I saw an ad on my Facebook feed looking to sell me life insurance. It asked whether you could do any two of the following eight things and if you could then it was implied that insurance would be cheaper for you. The eight things;
Run a 9 minute mile?
25+ consecutive push-ups?
Stand on one foot for 20+ seconds with eyes closed?
Deadlift your bodyweight?
30+ consecutive sit-ups?
Touch your toes in a sit-and-reach test?
Cycle 50+ miles a week?
Exercise 2.5+ hours a week?
It's human nature to go through and see how many you might be able to do but there was one striking thing that jumped out right away. Six of the eight are result oriented, you can run a nine minute mile or you can't. You might not have control over that time, no matter how often you run. The last two items on the list are not about outputs (25 push-ups), they are about input. Cycling 50 miles a week might take you three hours or it might take you ten but you could decide how far to ride and then do it. Likewise exercising 2.5 hours, you need to find the time of course but if exercise is a high enough priority then you're likely to find the time, you are controlling both inputs.
If you exercise effectively in your 2.5 hours then chances are some of the other things on the list will become attainable if they're not already. The insurance company presumes that getting to the point of doing some of these physical challenges makes you less likely to die and I would throw in, likely to spend less overall on healthcare costs.

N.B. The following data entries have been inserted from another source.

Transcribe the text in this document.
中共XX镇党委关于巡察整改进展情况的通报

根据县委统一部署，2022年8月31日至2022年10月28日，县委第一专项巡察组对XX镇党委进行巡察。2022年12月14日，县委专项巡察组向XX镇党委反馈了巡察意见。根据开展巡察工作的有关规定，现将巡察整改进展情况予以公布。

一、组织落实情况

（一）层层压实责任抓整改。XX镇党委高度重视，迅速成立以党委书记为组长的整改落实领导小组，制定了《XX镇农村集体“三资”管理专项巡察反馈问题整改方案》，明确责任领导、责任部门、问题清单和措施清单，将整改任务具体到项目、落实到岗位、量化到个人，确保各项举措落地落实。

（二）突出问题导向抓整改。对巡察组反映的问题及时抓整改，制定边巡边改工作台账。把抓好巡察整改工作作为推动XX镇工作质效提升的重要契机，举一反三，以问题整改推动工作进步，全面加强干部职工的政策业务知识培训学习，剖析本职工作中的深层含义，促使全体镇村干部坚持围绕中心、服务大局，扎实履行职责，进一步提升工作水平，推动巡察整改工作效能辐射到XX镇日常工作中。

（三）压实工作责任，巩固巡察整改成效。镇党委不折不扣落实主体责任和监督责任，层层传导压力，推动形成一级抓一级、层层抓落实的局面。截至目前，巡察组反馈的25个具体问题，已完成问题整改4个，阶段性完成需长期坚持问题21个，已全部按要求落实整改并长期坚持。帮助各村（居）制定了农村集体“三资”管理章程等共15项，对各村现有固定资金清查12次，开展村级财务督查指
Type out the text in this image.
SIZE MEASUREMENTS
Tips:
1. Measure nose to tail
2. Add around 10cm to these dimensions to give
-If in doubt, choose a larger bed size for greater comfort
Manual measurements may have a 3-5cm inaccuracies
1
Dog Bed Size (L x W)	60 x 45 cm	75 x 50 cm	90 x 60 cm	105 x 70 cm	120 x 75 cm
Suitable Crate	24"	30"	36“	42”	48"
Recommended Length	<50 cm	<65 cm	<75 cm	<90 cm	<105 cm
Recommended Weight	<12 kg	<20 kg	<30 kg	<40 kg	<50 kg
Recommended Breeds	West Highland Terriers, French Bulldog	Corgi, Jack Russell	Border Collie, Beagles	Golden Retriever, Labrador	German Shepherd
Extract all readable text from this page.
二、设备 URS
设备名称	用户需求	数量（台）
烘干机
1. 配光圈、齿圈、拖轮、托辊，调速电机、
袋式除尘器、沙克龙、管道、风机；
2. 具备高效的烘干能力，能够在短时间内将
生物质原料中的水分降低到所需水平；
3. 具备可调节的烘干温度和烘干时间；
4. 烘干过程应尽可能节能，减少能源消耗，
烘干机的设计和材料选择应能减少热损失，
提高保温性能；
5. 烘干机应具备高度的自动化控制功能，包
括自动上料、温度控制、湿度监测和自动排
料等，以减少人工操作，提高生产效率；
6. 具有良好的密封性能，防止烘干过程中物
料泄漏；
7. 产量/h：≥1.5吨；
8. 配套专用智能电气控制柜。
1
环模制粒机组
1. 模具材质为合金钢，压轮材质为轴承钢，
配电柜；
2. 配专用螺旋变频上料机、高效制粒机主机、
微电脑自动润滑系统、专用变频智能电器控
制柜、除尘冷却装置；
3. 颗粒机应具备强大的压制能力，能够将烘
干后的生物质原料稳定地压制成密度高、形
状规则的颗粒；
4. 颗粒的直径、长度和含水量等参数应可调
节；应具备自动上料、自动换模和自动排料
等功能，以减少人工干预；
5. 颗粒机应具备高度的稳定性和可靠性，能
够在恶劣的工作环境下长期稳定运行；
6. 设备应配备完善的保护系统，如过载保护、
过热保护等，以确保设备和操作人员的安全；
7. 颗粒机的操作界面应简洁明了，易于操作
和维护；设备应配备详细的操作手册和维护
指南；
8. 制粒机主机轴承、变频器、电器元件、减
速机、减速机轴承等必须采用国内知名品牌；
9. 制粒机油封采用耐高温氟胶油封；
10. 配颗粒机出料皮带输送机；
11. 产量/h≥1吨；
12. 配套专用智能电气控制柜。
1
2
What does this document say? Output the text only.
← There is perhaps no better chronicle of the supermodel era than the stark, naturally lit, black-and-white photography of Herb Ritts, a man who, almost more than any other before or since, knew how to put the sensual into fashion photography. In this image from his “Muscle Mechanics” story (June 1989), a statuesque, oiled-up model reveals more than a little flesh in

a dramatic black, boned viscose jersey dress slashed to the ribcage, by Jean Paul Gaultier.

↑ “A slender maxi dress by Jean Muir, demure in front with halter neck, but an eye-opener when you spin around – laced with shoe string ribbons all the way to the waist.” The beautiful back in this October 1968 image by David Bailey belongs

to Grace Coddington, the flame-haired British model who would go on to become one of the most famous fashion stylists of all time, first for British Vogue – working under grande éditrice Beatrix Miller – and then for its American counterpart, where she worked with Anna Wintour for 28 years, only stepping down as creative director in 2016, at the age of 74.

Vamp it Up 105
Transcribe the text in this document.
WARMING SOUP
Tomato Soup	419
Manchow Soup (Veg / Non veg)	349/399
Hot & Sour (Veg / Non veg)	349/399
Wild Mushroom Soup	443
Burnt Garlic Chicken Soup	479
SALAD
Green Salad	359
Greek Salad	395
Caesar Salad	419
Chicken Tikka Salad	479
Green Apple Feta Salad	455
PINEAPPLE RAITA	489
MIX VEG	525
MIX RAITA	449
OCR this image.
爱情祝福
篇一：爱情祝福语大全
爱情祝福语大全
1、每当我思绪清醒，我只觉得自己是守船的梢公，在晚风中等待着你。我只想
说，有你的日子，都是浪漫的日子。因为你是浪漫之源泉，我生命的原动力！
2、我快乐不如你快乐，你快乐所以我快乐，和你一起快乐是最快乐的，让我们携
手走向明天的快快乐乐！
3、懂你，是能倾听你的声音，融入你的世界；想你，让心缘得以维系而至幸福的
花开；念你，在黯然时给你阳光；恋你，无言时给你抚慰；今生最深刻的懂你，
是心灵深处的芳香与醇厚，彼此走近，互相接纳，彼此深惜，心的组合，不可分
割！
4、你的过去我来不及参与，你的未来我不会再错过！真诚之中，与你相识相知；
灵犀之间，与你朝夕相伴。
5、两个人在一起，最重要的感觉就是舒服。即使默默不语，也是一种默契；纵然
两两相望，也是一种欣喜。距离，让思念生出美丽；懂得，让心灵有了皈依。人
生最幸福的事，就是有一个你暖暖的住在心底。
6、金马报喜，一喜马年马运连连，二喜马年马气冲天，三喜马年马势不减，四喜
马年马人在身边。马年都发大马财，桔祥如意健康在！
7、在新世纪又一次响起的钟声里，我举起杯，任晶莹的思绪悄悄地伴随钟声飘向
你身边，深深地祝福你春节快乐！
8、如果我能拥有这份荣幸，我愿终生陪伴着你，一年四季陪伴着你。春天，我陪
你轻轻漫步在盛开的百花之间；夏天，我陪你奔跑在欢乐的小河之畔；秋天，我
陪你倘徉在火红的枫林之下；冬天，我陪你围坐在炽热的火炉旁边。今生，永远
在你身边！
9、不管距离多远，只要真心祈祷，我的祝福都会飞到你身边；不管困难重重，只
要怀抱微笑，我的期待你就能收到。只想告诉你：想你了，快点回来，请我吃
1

So it is with saving and investing. A key point I've been making for more than a decade (no claim of originality) is that savings rate and lifestyle choices (living below your means) matter more than investment performance. Blogger Nick Maggiulli put his spin on the point citing data from American Society of Pension Professionals and Actuaries who said that 74% of retirement success was attributable to savings rates. Part of the dynamic that supports this is the extent to which investment returns are out of our control.
I think lifestyle choices feature more prominently than the 74% attributed to savings would imply. If you make $10,000/mo then you might be able to qualify for a $2500 mortgage payment. Someone making that amount might also take on $1200 in car payments and they could probably afford that along with a couple of other things but it's not too long before they're affording a nice lifestyle but not saving anything. Living a $9900/mo lifestyle on $10,000 of income is not path to wealth accumulation.
A little less dramatically, there are countless articles that tell us people are not saving enough for their retirements or other financial milestones. Here is one view that says by 50, you should have four times your salary saved for retirement. Do you have four times your salary saved (if you're 50)? If you're 40 do you have two times your salary saved as the article suggests? If you are anywhere close to being on track, how did you get there? Is it more about savings or about returns? If you are not on track, what is the more likely path to getting on track; making a killing the market or upping your savings rate?
Anyone living below their means likely has a very high savings rate but also can think more in terms of accumulating a multiple of expenses not a multiple of income. You may not be there yet but it is clear that this is an easier path if you can get to that point.
In most circumstances you can decide to exercise and you can decide to downshift your spending habits. Being physically fit and financially fit will make every other aspect of your life easier.